Even if you arrive with a mental checklist—“lighting, seating, ceramics, one outrageous sculptural thing”—the real pleasure is the unexpected: a material you’ve never seen used that way, a historical reference that suddenly feels current, or a piece that reads differently when you catch it from the corridor, framed by a window of snow-bright mountains.



How to experience NOMAD St. Moritz like a local (and like a collector)
Start with a simple strategy: go slow. NOMAD is designed for repeated passes—one for first impressions, one for deeper looking, and one for conversations. If you’re collecting (or collecting-in-spirit), ask about provenance, editioning, fabrication, and how a piece lives in a domestic space. The setting makes these questions feel natural rather than transactional.
And consider building a longer cultural weekend around it. St. Moritz’s 2026 design season overlaps with other programming in town—most notably Der Pavilion, a new cultural platform scheduled to open on 29 January 2026, with exhibitions and experiences running into February, intentionally coinciding with NOMAD’s dates.
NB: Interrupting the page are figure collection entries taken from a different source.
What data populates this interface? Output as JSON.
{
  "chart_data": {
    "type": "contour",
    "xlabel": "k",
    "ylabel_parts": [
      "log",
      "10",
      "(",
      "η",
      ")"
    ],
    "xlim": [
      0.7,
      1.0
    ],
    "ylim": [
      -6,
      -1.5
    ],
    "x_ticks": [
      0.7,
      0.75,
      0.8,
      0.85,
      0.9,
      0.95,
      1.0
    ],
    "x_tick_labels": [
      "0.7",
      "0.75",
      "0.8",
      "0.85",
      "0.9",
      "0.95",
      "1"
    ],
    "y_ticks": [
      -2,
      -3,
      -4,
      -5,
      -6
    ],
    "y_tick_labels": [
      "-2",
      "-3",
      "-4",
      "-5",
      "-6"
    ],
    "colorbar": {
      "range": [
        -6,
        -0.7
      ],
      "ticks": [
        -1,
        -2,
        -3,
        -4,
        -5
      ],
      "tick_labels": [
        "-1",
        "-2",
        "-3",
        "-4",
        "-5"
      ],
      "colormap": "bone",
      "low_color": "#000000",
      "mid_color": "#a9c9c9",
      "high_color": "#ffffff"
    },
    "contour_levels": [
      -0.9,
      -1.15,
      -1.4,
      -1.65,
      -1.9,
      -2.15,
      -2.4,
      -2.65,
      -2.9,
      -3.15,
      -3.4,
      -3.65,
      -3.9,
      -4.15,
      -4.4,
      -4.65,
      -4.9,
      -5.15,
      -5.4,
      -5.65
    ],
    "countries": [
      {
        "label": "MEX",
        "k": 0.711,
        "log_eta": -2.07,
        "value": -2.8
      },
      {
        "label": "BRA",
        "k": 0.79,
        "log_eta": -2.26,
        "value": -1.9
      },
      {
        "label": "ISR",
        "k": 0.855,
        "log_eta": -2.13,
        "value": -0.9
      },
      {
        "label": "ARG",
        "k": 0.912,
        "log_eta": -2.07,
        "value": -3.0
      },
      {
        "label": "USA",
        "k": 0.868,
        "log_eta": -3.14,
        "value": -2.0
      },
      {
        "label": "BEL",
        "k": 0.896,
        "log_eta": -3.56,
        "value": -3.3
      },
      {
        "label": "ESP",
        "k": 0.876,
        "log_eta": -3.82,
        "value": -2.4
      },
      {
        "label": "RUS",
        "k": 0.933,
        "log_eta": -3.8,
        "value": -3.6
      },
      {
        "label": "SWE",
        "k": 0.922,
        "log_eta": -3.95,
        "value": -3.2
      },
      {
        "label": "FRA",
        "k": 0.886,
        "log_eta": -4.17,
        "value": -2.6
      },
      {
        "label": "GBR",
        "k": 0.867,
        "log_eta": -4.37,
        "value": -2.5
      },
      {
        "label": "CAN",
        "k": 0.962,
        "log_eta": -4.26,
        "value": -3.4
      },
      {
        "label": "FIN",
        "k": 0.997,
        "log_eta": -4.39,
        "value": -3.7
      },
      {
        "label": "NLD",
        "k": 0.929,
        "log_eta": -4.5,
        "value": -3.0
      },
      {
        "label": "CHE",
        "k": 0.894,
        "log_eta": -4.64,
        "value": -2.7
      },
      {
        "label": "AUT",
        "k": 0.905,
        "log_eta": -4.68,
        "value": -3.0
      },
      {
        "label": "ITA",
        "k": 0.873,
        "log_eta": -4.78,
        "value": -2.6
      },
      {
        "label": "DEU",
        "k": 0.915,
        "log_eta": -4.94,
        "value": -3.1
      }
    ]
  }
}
Why NOMAD matters in the 2026 design fair landscape
In a year where the global design calendar continues to evolve—some mega-fairs expanding while smaller formats gain cultural weight—NOMAD stands out for treating curation and architecture as inseparable. It’s not just a place to “shop” design; it’s a place to understand it: how it’s staged, how it’s contextualized, and how it resonates when the environment is as thoughtfully composed as the objects themselves.